Yaşanan her gün geride bırakmak zorunda olduklarımızı çoğaltıyor… Her gün yeni bir yol bulurken yürüyecek, geride birçok sapak bırakıyor insan...  Kaybetmek istemesek de bazı hatıraları geçmiş silinip gidiyor hafızalardan… Kiralık bir hayatı yaşamak gibi her gün başka bir karakter kiraladığını fark ediyorsun… En acısı da her şeyi geride bırakıyorsun da benliğin hiç bırakmıyor yakanı…

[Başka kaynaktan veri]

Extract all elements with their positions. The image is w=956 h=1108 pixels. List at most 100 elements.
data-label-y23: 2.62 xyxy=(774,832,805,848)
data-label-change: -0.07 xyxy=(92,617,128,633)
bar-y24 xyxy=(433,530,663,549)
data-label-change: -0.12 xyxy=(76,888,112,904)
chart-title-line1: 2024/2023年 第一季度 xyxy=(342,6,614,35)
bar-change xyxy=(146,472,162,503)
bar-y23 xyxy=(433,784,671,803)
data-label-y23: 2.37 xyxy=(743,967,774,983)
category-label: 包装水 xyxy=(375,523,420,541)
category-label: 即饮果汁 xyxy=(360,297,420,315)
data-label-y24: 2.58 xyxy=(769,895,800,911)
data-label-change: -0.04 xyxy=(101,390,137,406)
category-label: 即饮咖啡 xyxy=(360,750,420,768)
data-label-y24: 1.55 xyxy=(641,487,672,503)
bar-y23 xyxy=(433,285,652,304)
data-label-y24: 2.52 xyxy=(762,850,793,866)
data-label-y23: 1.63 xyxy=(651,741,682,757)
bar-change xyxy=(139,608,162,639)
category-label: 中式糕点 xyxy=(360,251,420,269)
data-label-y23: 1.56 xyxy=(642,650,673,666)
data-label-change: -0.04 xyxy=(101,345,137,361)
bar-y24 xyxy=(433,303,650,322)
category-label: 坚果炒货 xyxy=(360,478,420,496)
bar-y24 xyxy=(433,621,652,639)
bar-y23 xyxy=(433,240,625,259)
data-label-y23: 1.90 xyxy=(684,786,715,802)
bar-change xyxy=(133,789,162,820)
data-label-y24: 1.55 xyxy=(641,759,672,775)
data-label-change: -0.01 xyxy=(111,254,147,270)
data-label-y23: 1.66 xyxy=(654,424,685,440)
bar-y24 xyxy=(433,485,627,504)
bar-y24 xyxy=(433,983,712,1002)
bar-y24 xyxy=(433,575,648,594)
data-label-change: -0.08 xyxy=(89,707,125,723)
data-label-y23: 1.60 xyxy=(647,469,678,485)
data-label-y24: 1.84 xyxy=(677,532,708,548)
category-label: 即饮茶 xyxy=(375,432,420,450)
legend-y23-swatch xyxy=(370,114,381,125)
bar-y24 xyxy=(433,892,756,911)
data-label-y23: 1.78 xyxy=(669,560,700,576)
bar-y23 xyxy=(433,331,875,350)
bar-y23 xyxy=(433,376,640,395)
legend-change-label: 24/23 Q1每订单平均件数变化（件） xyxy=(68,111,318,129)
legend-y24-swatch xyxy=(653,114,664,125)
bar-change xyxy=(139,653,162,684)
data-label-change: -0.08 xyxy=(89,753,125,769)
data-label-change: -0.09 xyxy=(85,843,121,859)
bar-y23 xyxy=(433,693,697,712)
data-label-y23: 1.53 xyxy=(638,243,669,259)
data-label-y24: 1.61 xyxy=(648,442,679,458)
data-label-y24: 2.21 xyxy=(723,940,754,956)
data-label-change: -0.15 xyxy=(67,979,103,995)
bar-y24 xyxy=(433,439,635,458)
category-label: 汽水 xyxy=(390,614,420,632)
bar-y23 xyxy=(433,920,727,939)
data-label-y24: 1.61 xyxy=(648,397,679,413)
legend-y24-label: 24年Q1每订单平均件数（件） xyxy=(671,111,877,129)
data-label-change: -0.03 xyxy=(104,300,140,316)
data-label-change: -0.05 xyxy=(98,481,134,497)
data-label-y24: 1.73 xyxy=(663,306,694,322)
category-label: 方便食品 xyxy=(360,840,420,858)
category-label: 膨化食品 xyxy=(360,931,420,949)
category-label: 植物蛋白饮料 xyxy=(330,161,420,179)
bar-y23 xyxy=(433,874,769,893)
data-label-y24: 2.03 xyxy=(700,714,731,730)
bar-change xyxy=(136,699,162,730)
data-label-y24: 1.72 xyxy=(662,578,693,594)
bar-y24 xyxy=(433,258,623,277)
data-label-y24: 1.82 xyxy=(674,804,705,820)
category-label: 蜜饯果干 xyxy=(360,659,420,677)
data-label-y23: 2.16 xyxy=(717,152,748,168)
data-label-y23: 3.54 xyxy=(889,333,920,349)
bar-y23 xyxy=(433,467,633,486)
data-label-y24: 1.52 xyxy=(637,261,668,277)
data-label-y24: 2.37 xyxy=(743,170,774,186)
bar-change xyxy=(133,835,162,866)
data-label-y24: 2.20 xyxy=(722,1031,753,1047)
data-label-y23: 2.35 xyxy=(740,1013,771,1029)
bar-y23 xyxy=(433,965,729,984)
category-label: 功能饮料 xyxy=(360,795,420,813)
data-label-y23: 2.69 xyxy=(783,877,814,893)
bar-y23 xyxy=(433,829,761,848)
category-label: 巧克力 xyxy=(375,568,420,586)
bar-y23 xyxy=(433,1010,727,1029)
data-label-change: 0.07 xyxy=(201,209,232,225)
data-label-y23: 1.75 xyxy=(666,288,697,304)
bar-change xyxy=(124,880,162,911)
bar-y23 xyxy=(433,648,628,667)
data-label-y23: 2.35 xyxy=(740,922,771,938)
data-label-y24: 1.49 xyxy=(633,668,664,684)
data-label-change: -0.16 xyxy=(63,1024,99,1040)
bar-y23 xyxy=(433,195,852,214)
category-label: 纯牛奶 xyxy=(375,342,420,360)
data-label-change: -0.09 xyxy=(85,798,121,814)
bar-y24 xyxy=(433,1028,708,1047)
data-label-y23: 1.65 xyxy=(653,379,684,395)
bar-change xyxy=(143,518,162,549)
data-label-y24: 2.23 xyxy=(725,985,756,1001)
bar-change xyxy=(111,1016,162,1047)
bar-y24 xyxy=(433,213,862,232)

Yaşanan her gün bir basamak tırmanıyorsun aslında ya da kırık bir basamaktan diğerine atlayarak yükselmeye çalışıyorsun hayat merdiveninden… Tüm bunlar olup biterken birilerinin bileğinden çekiştirdiğini birilerininse olağanca gücüyle seni yukarı çektiğini fark ediyorsun… Unuttukların geride (!) affettiklerin önünde bu yolu yürümeye devam ediyorsun… En acısı da bu kadar şeyi görmezden gelebiliyorsun da onun sureti hiç bırakmıyor gözlerini…

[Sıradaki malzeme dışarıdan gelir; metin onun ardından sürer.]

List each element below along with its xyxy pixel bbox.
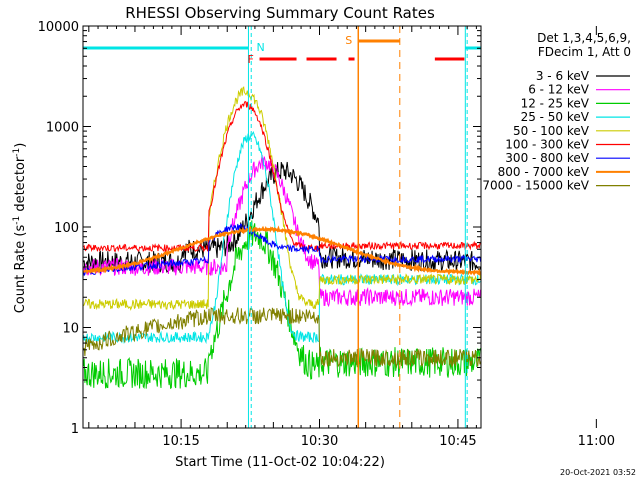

Yaşanan her gün biriktirdiklerimizi taşımak zorunda bırakıyor bizi… Ayağımızın içine dolan kumlarla yürümek ağırlaştırıyor yerçekimini… Onun olduğu bir kalbi taşımak daha da çekiyor bizi sessiz boşluğa… Soruları taşımakta zorlanıyoruz arı kovanı gibi kafamızın uğuldayan sularında… Yeryüzüne bıraktığımız izler de ağırlaşıyor biz ağırlaştıkça…

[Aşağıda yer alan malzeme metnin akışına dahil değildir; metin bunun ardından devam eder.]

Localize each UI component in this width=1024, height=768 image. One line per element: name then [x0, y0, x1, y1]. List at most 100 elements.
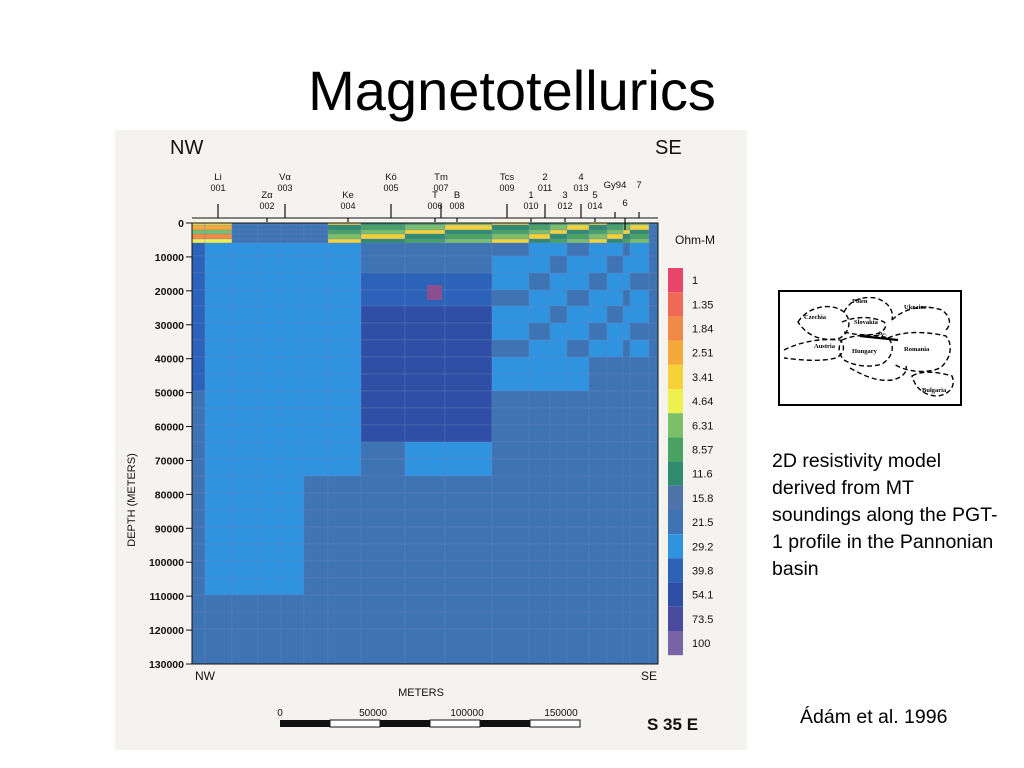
model-cell [257, 611, 282, 630]
legend-swatch [668, 413, 683, 438]
model-cell [566, 594, 590, 613]
model-cell [191, 577, 206, 596]
model-cell [648, 390, 659, 409]
model-cell [528, 322, 551, 341]
station-name: Zα [261, 190, 273, 201]
model-cell [204, 543, 233, 562]
model-cell [491, 390, 530, 409]
depth-tick-label: 70000 [155, 455, 184, 467]
model-cell [204, 229, 233, 235]
model-cell [360, 238, 406, 244]
model-cell [566, 242, 590, 257]
model-cell [404, 224, 446, 231]
model-cell [360, 560, 406, 579]
model-cell [327, 594, 362, 613]
depth-tick-label: 40000 [155, 354, 184, 366]
model-cell [648, 441, 659, 460]
model-cell [231, 289, 259, 307]
model-cell [360, 322, 406, 341]
station-code: 003 [277, 183, 292, 193]
model-cell [528, 424, 551, 443]
scale-label-50000: 50000 [359, 708, 387, 719]
depth-tick-label: 110000 [150, 591, 185, 603]
model-cell [303, 255, 329, 274]
model-cell [231, 424, 259, 443]
legend-swatch [668, 340, 683, 365]
model-cell [404, 475, 446, 494]
station-name: 6 [622, 198, 627, 209]
model-cell [360, 577, 406, 596]
model-cell [606, 233, 624, 240]
model-cell [303, 322, 329, 341]
station-code: 008 [449, 201, 464, 211]
model-cell [549, 373, 568, 392]
legend-swatch [668, 364, 683, 389]
model-cell [257, 577, 282, 596]
model-cell [257, 339, 282, 358]
model-cell [257, 373, 282, 392]
model-cell [204, 611, 233, 630]
model-cell [444, 390, 493, 409]
model-cell [588, 242, 608, 257]
model-cell [588, 407, 608, 426]
model-cell [327, 339, 362, 358]
map-label-austria: Austria [814, 343, 836, 350]
model-cell [231, 509, 259, 528]
model-cell [648, 339, 659, 358]
model-cell [231, 305, 259, 324]
model-cell [629, 305, 650, 324]
model-cell [303, 594, 329, 613]
model-cell [549, 255, 568, 274]
model-cell [231, 339, 259, 358]
model-cell [528, 390, 551, 409]
station-code: 012 [557, 201, 572, 211]
model-cell [327, 373, 362, 392]
model-cell [257, 560, 282, 579]
model-cell [629, 407, 650, 426]
model-cell [444, 509, 493, 528]
model-cell [231, 242, 259, 257]
model-cell [280, 475, 305, 494]
model-cell [491, 356, 530, 375]
model-cell [648, 424, 659, 443]
model-cell [303, 458, 329, 477]
depth-tick-label: 100000 [149, 557, 184, 569]
station-code: 004 [340, 201, 355, 211]
model-cell [191, 611, 206, 630]
model-cell [257, 224, 282, 231]
model-cell [648, 233, 659, 240]
model-cell [588, 577, 608, 596]
model-cell [528, 272, 551, 291]
conductor-spot [427, 285, 442, 300]
map-label-romania: Romania [904, 346, 930, 353]
model-cell [528, 475, 551, 494]
legend-title: Ohm-M [675, 233, 715, 247]
model-cell [528, 543, 551, 562]
model-cell [622, 424, 631, 443]
scale-bar-segment [380, 720, 430, 727]
model-cell [491, 628, 530, 665]
legend-swatch [668, 606, 683, 631]
model-cell [204, 238, 233, 244]
model-cell [622, 224, 631, 231]
model-cell [622, 255, 631, 274]
model-cell [191, 628, 206, 665]
model-cell [648, 560, 659, 579]
model-cell [622, 289, 631, 307]
model-cell [588, 229, 608, 235]
model-cell [191, 305, 206, 324]
model-cell [549, 339, 568, 358]
scale-bar-segment [329, 719, 381, 728]
model-cell [257, 322, 282, 341]
model-cell [404, 242, 446, 257]
model-cell [231, 628, 259, 665]
model-cell [360, 628, 406, 665]
model-cell [648, 577, 659, 596]
model-cell [191, 526, 206, 545]
model-cell [204, 233, 233, 240]
model-cell [280, 526, 305, 545]
model-cell [648, 224, 659, 231]
model-cell [606, 356, 624, 375]
legend-swatch [668, 534, 683, 559]
model-cell [588, 424, 608, 443]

Yaşanan her gün ne kadar çok koştuğunu fark ettiriyor insana… Yaşam süresi boyunca en az anımsadığı kişinin kendisi olduğunu hatırlatıyor her basamak… Başkaları için yaşamış olmaktan yorgun bir zihni ve bedeni taşımanın telaşı sarıyor etrafını… Yapmak isteyip de yapmadıkların, hayallerinin dış dünyanın engeli ile karşılaşması kadar korkunç kâbuslara dönüyor coşkulu maviler…
Yaşam her gün bizi yürümeye zorluyor… Hiçbir yerde uzun bir süre kalamıyoruz… Sahip olduğumuz hiçbir şeyin bize ait olmadığı gerçeğiyle yüzleşiyoruz… En acısı da yürümekten bu kadar sıkılmışken sizi durduracak hiçbir şeyin kalmadığını bilmek oluyor böyle zamanlar da… Ama öyle de anlar var ki hayatın en güzel anları bir anlamda…
Şimdi düşünüyorum da tüm bu sahteliklere rağmen gemiyi bırakmayan kaptan kadar cesur olmak için yürümeye devam ediyoruz aslında… Çok fazla dert yüklenip çok fazla dert bıraksak da arkamızda ellerimizi kaldırıp teslim olmak istemiyoruz hayata… En acısı da ne biliyor musunuz ona kavuşacağımızı bilerek hızlanıyoruz sapaklarda… Her gün onu görerek acı çeksek de, bırakamasak da bazı şeyleri geçmişte hayat bu başarı ancak inanç ile sabretmektir ne pes etmek ne de ters yöne gitmek… Ne mutlu hayatın ışığına ulaşana!